We’ll be starting chapter 24 of Matthew’s gospel this Sunday reading the first 14 verses. Needless to say, this will not be a teaching which tells us when the world will end. What we’ll learn from Jesus is that there is a presupposition of the world’s ending. It’s how we live in the time we have that’s truly important.

v1-3 give us the overall heading of this section. Jesus predicts the end of something – what is it? The disciples ask him when this will happen, and what sign to look for to signal his coming. Do you find that odd? He’s right in front of them – why are they asking about his coming? They didn’t expect him to leave – what were they talking about? The word “coming” in the Greek is “parousia” – the arrival of a king. They are asking when he’ll be revealed as King and bring the present, broken world to it’s conclusion. They don’t realize it, but they are asking two different questions. What then, are the two subjects in view in this section?

Jesus describes things that sound like current events to us and could be alarming – except for what Jesus says in v6. What are these events, in his view?

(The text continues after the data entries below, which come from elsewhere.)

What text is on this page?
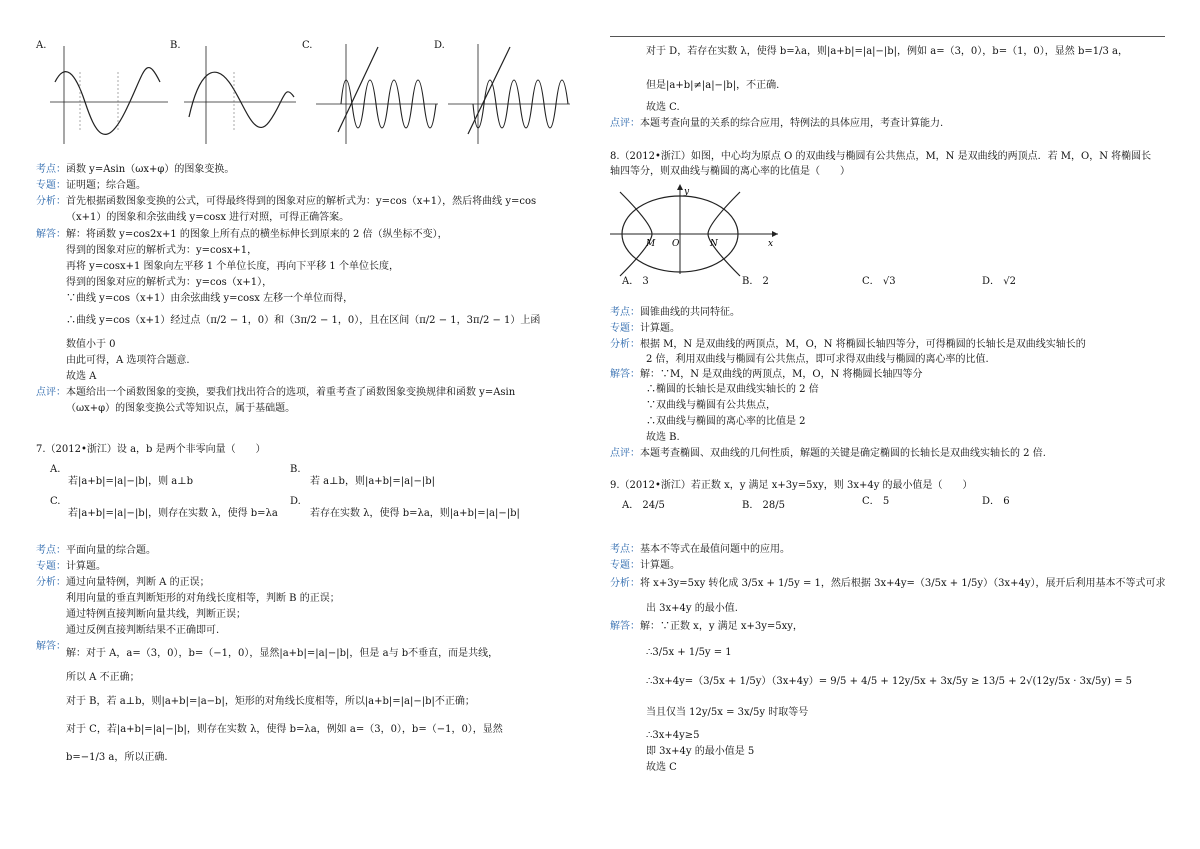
A.	B.	C.	D.
考点：函数 y=Asin（ωx+φ）的图象变换。
专题：证明题；综合题。
分析：首先根据函数图象变换的公式，可得最终得到的图象对应的解析式为：y=cos（x+1），然后将曲线 y=cos
（x+1）的图象和余弦曲线 y=cosx 进行对照，可得正确答案。
解答：解：将函数 y=cos2x+1 的图象上所有点的横坐标伸长到原来的 2 倍（纵坐标不变），
得到的图象对应的解析式为：y=cosx+1，
再将 y=cosx+1 图象向左平移 1 个单位长度，再向下平移 1 个单位长度，
得到的图象对应的解析式为：y=cos（x+1），
∵曲线 y=cos（x+1）由余弦曲线 y=cosx 左移一个单位而得，
∴曲线 y=cos（x+1）经过点（π/2 − 1，0）和（3π/2 − 1，0），且在区间（π/2 − 1，3π/2 − 1）上函
数值小于 0
由此可得，A 选项符合题意.
故选 A
点评：本题给出一个函数图象的变换，要我们找出符合的选项，着重考查了函数图象变换规律和函数 y=Asin
（ωx+φ）的图象变换公式等知识点，属于基础题。
7.（2012•浙江）设 a，b 是两个非零向量（　　）
A.
若|a+b|=|a|−|b|，则 a⊥b
B.
若 a⊥b，则|a+b|=|a|−|b|
C.
若|a+b|=|a|−|b|，则存在实数 λ，使得 b=λa
D.
若存在实数 λ，使得 b=λa，则|a+b|=|a|−|b|
考点：平面向量的综合题。
专题：计算题。
分析：通过向量特例，判断 A 的正误；
利用向量的垂直判断矩形的对角线长度相等，判断 B 的正误；
通过特例直接判断向量共线，判断正误；
通过反例直接判断结果不正确即可.
解答：
解：对于 A，a=（3，0），b=（−1，0），显然|a+b|=|a|−|b|，但是 a与 b不垂直，而是共线，
所以 A 不正确；
对于 B，若 a⊥b，则|a+b|=|a−b|，矩形的对角线长度相等，所以|a+b|=|a|−|b|不正确；
对于 C，若|a+b|=|a|−|b|，则存在实数 λ，使得 b=λa，例如 a=（3，0），b=（−1，0），显然
b=−1/3 a，所以正确.
对于 D，若存在实数 λ，使得 b=λa，则|a+b|=|a|−|b|，例如 a=（3，0），b=（1，0），显然 b=1/3 a，
但是|a+b|≠|a|−|b|，不正确.
故选 C.
点评：本题考查向量的关系的综合应用，特例法的具体应用，考查计算能力.
8.（2012•浙江）如图，中心均为原点 O 的双曲线与椭圆有公共焦点，M，N 是双曲线的两顶点．若 M，O，N 将椭圆长
轴四等分，则双曲线与椭圆的离心率的比值是（　　）
y
x
M O	N
A． 3	B． 2	C． √3	D． √2
考点：圆锥曲线的共同特征。
专题：计算题。
分析：根据 M，N 是双曲线的两顶点，M，O，N 将椭圆长轴四等分，可得椭圆的长轴长是双曲线实轴长的
2 倍，利用双曲线与椭圆有公共焦点，即可求得双曲线与椭圆的离心率的比值.
解答：解：∵M，N 是双曲线的两顶点，M，O，N 将椭圆长轴四等分
∴椭圆的长轴长是双曲线实轴长的 2 倍
∵双曲线与椭圆有公共焦点，
∴双曲线与椭圆的离心率的比值是 2
故选 B.
点评：本题考查椭圆、双曲线的几何性质，解题的关键是确定椭圆的长轴长是双曲线实轴长的 2 倍.
9.（2012•浙江）若正数 x，y 满足 x+3y=5xy，则 3x+4y 的最小值是（　　）
A． 24/5	B． 28/5	C． 5	D． 6
考点：基本不等式在最值问题中的应用。
专题：计算题。
分析：将 x+3y=5xy 转化成 3/5x + 1/5y = 1，然后根据 3x+4y=（3/5x + 1/5y）（3x+4y），展开后利用基本不等式可求
出 3x+4y 的最小值.
解答：解：∵正数 x，y 满足 x+3y=5xy，
∴3/5x + 1/5y = 1
∴3x+4y=（3/5x + 1/5y）（3x+4y）= 9/5 + 4/5 + 12y/5x + 3x/5y ≥ 13/5 + 2√(12y/5x · 3x/5y) = 5
当且仅当 12y/5x = 3x/5y 时取等号
∴3x+4y≥5
即 3x+4y 的最小值是 5
故选 C
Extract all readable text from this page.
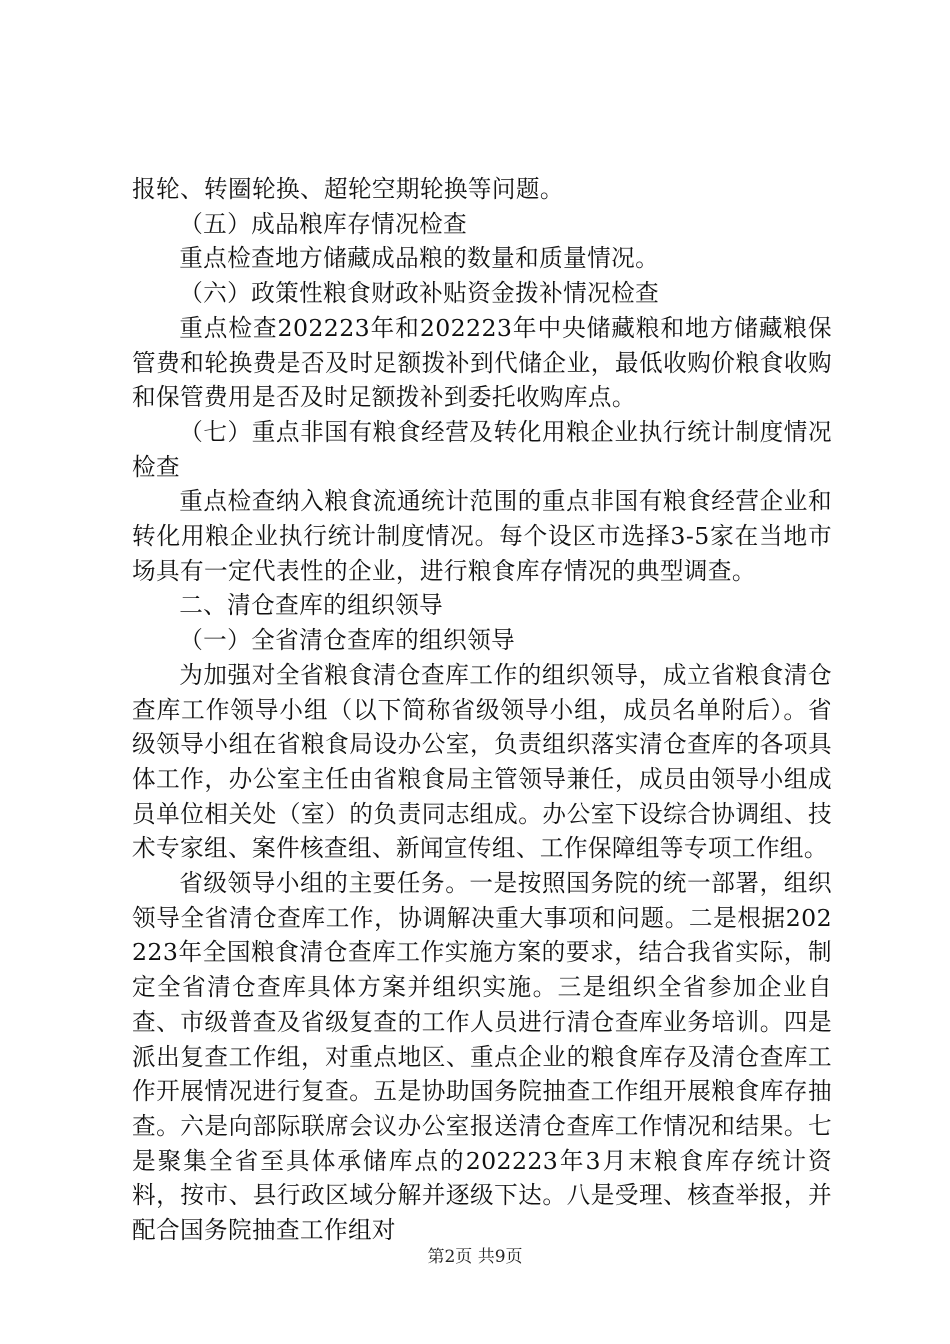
报轮、转圈轮换、超轮空期轮换等问题。

（五）成品粮库存情况检查

重点检查地方储藏成品粮的数量和质量情况。

（六）政策性粮食财政补贴资金拨补情况检查

重点检查202223年和202223年中央储藏粮和地方储藏粮保管费和轮换费是否及时足额拨补到代储企业，最低收购价粮食收购和保管费用是否及时足额拨补到委托收购库点。

（七）重点非国有粮食经营及转化用粮企业执行统计制度情况检查

重点检查纳入粮食流通统计范围的重点非国有粮食经营企业和转化用粮企业执行统计制度情况。每个设区市选择3-5家在当地市场具有一定代表性的企业，进行粮食库存情况的典型调查。

二、清仓查库的组织领导

（一）全省清仓查库的组织领导

为加强对全省粮食清仓查库工作的组织领导，成立省粮食清仓查库工作领导小组（以下简称省级领导小组，成员名单附后）。省级领导小组在省粮食局设办公室，负责组织落实清仓查库的各项具体工作，办公室主任由省粮食局主管领导兼任，成员由领导小组成员单位相关处（室）的负责同志组成。办公室下设综合协调组、技术专家组、案件核查组、新闻宣传组、工作保障组等专项工作组。

省级领导小组的主要任务。一是按照国务院的统一部署，组织领导全省清仓查库工作，协调解决重大事项和问题。二是根据202223年全国粮食清仓查库工作实施方案的要求，结合我省实际，制定全省清仓查库具体方案并组织实施。三是组织全省参加企业自查、市级普查及省级复查的工作人员进行清仓查库业务培训。四是派出复查工作组，对重点地区、重点企业的粮食库存及清仓查库工作开展情况进行复查。五是协助国务院抽查工作组开展粮食库存抽查。六是向部际联席会议办公室报送清仓查库工作情况和结果。七是聚集全省至具体承储库点的202223年3月末粮食库存统计资料，按市、县行政区域分解并逐级下达。八是受理、核查举报，并配合国务院抽查工作组对

第2页 共9页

Instead of giving his disciples a straight forward answer about when these things would happen – what does Jesus say to his disciples as instruction? (hint: v4, v6, v13)

Before things really end, what is happening according to v14? What is our mission then, in light of the end? How does knowing when the end may come have any bearing on what our mission is? Does it change? If not, what does that tell us? If so, how?